# Whorlton castle



## shinyduck (Feb 21, 2011)

Whorlton castle is a grade 1 listed scheduled monument located in Whorlton . The village itself was destroyed during the bubonic plague . In the 12th century a motte and bailey castle stood on the site which was described as ruinous in 1343 . In the 14th century the Meynells constructed a towerhouse and gatehouse . All that remains now are the basements of the towerhouse and the gaterhouse






The floor plans





1st view of the gatehouse .





3 plaques showing from the left Meynell , Darcy , Graystock . The top plaque depicts Meynell impaling Darcy .





1st floor viewing point .










Looking down through the grill from the 2nd floor





Scaffolding holding up the walls in the 2nd floor passage .





Looking up through the grill





The 2nd floor passage .





Looking up the tower





The basments of the towerhouse





The rear of the gatehouse





Entrance to the stairs





Large crack appearing in the side


















cheers


----------



## King Al (Feb 21, 2011)

Someone needs to 'Grand designs' that bad boy! I want a portcullis on my house

Good stuff shinyduck


----------



## nelly (Feb 21, 2011)

Nice pics, shame the chavs have been threre!!!

I mean, whats the point of spraying the word "cocks" on a wall??


----------



## jjstenso (Feb 21, 2011)

Nice, I used to love going to Whorlton lido in the summers when growing up near Darlo, shame they closed it...


----------



## shinyduck (Feb 21, 2011)

King Al said:


> Someone needs to 'Grand designs' that bad boy! I want a portcullis on my house
> 
> Good stuff shinyduck



There are plans to 'grand design' it . Not too sure if thats a good thing or not . Better than it falling down i suppose . The ghosthunters will be upset though


----------



## Foxylady (Feb 25, 2011)

I really like that.
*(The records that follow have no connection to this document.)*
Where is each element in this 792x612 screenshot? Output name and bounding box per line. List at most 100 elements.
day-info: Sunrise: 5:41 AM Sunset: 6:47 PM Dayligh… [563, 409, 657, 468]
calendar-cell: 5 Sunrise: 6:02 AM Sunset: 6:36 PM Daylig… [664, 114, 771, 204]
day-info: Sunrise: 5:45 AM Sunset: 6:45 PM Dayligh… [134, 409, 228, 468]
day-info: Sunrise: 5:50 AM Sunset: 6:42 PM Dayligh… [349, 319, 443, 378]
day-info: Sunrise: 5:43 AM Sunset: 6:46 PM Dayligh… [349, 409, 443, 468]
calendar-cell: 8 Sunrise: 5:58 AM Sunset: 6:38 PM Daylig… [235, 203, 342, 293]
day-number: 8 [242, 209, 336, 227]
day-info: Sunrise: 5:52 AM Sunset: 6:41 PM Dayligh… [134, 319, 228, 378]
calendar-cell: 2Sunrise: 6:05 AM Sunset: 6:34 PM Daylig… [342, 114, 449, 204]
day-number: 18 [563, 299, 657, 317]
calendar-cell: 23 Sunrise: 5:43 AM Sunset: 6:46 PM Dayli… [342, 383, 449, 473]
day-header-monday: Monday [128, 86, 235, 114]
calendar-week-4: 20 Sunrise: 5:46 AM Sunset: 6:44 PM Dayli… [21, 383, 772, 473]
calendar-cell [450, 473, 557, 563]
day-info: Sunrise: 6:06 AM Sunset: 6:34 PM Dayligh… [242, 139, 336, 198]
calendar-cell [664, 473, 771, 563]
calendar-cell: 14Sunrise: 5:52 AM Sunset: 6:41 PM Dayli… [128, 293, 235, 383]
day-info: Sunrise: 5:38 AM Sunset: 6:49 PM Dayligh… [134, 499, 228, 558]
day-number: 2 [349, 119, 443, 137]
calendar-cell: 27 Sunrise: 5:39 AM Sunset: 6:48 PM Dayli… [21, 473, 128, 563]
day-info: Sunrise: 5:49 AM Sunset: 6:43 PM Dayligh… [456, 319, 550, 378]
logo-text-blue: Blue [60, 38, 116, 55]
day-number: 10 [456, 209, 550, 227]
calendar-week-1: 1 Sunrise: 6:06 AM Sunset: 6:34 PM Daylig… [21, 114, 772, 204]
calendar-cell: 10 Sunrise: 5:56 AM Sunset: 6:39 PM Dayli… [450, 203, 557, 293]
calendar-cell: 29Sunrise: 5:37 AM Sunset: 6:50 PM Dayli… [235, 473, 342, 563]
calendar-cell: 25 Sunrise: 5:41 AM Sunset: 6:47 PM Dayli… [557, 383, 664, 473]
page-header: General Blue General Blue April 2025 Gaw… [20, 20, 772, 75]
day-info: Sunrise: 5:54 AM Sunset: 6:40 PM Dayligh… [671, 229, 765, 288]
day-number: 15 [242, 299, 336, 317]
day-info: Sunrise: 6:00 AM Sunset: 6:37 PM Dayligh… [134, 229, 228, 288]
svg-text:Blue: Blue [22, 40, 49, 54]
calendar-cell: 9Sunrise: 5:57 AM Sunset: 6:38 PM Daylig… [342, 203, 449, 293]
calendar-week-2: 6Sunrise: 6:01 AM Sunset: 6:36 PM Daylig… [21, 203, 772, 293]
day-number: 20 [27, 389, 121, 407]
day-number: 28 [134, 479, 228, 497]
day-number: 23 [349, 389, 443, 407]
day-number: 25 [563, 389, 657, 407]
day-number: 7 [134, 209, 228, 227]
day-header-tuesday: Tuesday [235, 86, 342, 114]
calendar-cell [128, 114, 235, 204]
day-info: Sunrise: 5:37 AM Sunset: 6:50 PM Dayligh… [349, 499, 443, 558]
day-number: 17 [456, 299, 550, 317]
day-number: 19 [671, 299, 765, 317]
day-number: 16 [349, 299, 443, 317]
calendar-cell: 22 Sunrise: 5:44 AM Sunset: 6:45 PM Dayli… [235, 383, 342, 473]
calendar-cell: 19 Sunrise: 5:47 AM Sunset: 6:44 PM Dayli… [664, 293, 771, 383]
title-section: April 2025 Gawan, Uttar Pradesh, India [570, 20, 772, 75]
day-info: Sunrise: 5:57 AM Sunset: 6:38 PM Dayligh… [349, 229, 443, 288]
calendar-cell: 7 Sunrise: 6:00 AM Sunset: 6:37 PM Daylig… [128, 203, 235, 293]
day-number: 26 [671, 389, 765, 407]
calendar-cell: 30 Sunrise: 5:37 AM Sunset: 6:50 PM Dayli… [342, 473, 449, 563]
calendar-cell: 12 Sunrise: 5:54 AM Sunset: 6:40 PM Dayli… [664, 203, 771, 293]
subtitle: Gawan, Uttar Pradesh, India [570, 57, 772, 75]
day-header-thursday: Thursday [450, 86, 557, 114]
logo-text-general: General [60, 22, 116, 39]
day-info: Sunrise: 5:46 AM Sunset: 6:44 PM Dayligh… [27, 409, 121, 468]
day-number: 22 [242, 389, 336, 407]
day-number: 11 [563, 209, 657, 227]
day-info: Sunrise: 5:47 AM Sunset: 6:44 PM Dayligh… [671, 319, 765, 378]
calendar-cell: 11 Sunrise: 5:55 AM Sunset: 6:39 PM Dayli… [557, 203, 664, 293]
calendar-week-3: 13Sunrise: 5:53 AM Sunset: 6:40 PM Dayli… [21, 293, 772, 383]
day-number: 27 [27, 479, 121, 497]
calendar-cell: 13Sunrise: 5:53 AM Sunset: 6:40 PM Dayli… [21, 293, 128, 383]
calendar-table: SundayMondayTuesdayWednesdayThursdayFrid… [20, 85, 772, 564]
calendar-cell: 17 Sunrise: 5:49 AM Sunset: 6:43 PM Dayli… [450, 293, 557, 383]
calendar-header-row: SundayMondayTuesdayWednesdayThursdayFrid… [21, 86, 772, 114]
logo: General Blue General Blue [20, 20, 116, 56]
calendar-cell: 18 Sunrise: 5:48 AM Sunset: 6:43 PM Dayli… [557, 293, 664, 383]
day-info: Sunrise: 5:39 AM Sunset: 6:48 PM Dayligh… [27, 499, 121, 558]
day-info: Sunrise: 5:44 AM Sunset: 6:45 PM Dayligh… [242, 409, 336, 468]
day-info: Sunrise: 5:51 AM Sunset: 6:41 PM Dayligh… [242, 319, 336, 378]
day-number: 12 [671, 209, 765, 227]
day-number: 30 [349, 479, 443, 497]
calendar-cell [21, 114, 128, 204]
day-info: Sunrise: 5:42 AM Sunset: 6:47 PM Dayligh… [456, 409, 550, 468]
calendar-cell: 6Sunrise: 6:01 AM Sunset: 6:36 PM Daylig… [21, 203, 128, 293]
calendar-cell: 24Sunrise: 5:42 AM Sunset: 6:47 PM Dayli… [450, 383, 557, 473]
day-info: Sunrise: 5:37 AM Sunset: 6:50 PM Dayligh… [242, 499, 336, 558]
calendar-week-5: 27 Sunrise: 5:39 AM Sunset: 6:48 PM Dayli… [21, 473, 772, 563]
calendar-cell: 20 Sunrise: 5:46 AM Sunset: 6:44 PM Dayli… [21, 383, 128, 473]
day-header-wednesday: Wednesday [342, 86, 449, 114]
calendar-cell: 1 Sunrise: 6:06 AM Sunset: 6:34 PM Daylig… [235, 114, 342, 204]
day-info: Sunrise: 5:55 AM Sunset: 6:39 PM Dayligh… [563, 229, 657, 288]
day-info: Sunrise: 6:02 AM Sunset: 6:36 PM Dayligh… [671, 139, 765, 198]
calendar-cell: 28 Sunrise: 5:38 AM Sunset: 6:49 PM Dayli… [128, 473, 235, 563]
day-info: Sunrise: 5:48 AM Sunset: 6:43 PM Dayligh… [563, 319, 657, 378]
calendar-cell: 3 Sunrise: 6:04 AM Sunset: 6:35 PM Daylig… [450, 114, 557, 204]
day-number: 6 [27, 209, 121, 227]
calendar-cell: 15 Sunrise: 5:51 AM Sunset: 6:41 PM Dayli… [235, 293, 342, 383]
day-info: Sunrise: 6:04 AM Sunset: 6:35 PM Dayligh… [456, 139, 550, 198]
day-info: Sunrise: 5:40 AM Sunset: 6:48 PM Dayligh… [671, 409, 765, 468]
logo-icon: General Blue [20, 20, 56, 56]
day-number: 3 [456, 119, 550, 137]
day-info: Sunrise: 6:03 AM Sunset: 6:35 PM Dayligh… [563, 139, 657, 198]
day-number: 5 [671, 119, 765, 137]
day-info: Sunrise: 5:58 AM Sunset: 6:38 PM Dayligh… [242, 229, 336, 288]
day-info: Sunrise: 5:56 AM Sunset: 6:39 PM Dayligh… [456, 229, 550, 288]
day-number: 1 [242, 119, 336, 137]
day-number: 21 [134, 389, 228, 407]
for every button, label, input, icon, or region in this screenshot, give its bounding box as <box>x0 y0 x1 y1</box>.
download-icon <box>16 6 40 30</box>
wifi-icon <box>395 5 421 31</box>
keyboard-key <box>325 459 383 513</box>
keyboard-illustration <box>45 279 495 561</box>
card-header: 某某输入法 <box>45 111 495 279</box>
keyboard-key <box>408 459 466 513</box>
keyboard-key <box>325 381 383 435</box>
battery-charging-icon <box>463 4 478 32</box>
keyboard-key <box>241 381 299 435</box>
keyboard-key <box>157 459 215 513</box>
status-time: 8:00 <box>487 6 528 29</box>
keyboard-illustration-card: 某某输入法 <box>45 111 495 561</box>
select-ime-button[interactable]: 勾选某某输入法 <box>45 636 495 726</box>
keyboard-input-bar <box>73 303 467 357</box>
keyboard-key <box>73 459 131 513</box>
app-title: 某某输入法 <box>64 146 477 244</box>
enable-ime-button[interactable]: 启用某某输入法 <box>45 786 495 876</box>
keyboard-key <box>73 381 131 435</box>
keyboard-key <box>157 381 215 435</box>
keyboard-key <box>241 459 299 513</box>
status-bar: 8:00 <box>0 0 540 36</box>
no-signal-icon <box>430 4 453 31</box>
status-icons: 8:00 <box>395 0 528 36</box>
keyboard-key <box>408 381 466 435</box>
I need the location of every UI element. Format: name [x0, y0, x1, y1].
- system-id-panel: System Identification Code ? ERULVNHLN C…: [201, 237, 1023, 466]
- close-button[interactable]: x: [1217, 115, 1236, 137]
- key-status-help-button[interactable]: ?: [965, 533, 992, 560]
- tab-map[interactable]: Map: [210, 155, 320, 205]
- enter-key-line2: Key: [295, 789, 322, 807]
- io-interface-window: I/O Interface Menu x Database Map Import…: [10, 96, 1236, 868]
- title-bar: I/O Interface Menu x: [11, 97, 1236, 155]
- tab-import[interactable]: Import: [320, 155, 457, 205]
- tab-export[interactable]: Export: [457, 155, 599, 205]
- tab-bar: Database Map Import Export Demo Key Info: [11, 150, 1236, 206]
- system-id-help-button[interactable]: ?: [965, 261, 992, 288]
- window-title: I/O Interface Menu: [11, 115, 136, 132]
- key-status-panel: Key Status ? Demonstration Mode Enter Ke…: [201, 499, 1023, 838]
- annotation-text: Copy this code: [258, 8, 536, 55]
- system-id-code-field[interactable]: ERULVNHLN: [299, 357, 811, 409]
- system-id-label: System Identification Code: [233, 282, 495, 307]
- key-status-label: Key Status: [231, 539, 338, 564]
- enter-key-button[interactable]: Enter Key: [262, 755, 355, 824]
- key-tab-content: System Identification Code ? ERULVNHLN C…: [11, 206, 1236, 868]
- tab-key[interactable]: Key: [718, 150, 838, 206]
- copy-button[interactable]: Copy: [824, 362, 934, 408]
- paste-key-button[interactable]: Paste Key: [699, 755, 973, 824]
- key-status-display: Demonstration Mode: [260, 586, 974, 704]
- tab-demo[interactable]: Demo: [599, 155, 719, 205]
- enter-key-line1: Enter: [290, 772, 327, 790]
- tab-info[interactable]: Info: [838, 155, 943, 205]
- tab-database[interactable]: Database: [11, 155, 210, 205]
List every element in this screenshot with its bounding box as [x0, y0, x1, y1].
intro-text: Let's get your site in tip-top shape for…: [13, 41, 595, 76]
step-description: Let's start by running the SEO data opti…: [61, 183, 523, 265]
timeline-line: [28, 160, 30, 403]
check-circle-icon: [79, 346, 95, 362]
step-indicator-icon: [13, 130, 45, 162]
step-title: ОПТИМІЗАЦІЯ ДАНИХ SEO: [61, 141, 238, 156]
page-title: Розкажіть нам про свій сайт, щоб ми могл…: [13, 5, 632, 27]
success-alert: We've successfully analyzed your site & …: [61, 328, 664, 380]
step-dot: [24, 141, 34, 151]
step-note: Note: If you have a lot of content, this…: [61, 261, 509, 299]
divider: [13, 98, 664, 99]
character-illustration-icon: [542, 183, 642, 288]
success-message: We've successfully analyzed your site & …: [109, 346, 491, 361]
Love the way that the portcullis has been recreated out of wood...looks the business. 
Cheers, Shinyduck and welcome to DP.


----------



## muppet (Feb 25, 2011)

what a great place i want one thanks for posting


----------



## Krypton (Feb 26, 2011)

Something needs to be done pretty soon or its gonna fall down!

Did you check out the church over the road - it has got some cool ruins in.....


----------